将 TiDB Ansible 集群导入到 TiUP 中报错

tidb:v4.0.0-rc

错误描述:

在tidb用户下执行 tiup cluster import -d /home/tidb/tidb-ansible 命令出现如下权限问题。

Error: can not detect dir paths of tiflash 192.168.1.1:9000, grep: /etc/systemd/system/tiflash-9000.service: Permission denied

Verbose debug logs has been written to /home/tidb/logs/tiup-cluster-debug-2020-06-15-15-06-17.log.
Error: run /home/tidb/.tiup/components/cluster/v1.0.4/tiup-cluster (wd:/home/tidb/.tiup/data/S1xgy64) failed: exit status 1

手动对/etc/systemd/system/tiflash-9000.service文件添加777权限也还是报错。

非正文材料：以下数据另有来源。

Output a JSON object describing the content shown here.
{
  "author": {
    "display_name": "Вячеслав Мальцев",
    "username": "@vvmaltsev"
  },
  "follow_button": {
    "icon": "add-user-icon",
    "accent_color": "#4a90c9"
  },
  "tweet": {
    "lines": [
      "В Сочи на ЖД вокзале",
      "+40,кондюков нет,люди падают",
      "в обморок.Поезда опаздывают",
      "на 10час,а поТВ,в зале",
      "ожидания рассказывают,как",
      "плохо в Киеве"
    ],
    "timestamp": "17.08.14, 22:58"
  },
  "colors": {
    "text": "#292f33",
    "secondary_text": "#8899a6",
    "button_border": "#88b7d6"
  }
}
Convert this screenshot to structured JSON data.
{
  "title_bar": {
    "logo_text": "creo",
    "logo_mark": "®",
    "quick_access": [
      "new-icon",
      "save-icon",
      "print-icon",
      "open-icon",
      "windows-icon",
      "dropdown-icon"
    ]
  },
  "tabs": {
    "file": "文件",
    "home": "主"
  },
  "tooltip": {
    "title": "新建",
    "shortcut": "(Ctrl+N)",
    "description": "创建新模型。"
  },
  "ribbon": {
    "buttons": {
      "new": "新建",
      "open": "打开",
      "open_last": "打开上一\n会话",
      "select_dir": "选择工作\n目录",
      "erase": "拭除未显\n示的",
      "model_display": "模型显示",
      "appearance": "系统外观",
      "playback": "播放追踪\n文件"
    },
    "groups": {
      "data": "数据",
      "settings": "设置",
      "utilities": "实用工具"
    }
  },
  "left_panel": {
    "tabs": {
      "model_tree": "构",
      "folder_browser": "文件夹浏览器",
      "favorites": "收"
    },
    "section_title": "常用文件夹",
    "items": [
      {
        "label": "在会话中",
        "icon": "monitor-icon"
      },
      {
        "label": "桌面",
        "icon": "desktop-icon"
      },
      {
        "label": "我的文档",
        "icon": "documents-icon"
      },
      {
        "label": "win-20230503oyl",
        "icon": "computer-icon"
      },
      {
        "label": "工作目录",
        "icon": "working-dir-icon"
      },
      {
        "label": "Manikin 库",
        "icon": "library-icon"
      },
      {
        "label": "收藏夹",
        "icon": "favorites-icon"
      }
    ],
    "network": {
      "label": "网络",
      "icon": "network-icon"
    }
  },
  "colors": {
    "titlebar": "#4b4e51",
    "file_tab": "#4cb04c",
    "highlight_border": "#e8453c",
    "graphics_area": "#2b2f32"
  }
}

cat /home/tidb/logs/tiup-cluster-debug-2020-06-15-15-06-17.log 日志:

2020-06-15T14:38:52.101+0800 DEBUG Detecting deploy paths on 192.168.1.1…
2020-06-15T14:38:52.215+0800 INFO SSHCommand {“host”: “192.168.1.1”, “port”: “22”, “cmd”: "PATH=$PATH:/usr/bin:/usr/sbin cat grep 'ExecStart' /etc/systemd/system/tiflash-9000.serv ice | sed 's/ExecStart=//'", “stdout”: “”, “stderr”: “grep: /etc/systemd/system/tiflash-9000.service: Permission denied\ ”}
2020-06-15T14:38:52.215+0800 INFO Execute command finished {“code”: 1, “error”: “can not detect dir paths of tiflash 192.168.1.1:9000, grep: /etc/systemd/system/tiflash-9000.serv
ice: Permission denied\ ”, “errorVerbose”: “can not detect dir paths of tiflash 192.168.1.1:9000, grep: /etc/systemd/system/tiflash-9000.service: Permission denied\ \ngithub.com/pingcap/tiup/
pkg/cluster/ansible.readStartScript\ \tgithub.com/pingcap/tiup@/pkg/cluster/ansible/dirs.go:239\ github.com/pingcap/tiup/pkg/cluster/ansible.parseDirs\ \tgithub.com/pingcap/tiup@/pkg/cluster/an
sible/dirs.go:44\ngithub.com/pingcap/tiup/pkg/cluster/ansible.ParseAndImportInventory\ \tgithub.com/pingcap/tiup@/pkg/cluster/ansible/inventory.go:82\ github.com/pingcap/tiup/components/cluster
/command.newImportCmd.func1\ \tgithub.com/pingcap/tiup@/components/cluster/command/import.go:100\ github.com/spf13/cobra.(*Command).execute\ \tgithub.com/spf13/cobra@v1.0.0/command.go:842\ gith
ub.com/spf13/cobra.(*Command).ExecuteC\ \tgithub.com/spf13/cobra@v1.0.0/command.go:950\ github.com/spf13/cobra.(*Command).Execute\ \tgithub.com/spf13/cobra@v1.0.0/command.go:887\ github.com/pin
gcap/tiup/components/cluster/command.Execute\ \tgithub.com/pingcap/tiup@/components/cluster/command/root.go:220\ main.main\ \tgithub.com/pingcap/tiup@/components/cluster/main.go:19\ runtime.mai
n\ \truntime/proc.go:203\ runtime.goexit\ \truntime/asm_amd64.s:1357”}

你好,

可否将 debug 日志上传下,这边看下上下文,并反馈下 ll/etc/systemd/system/tiflash-9000.service

你好:日志已上传
tiup-cluster-debug-2020-06-15-15-06-17.log (10.8 KB)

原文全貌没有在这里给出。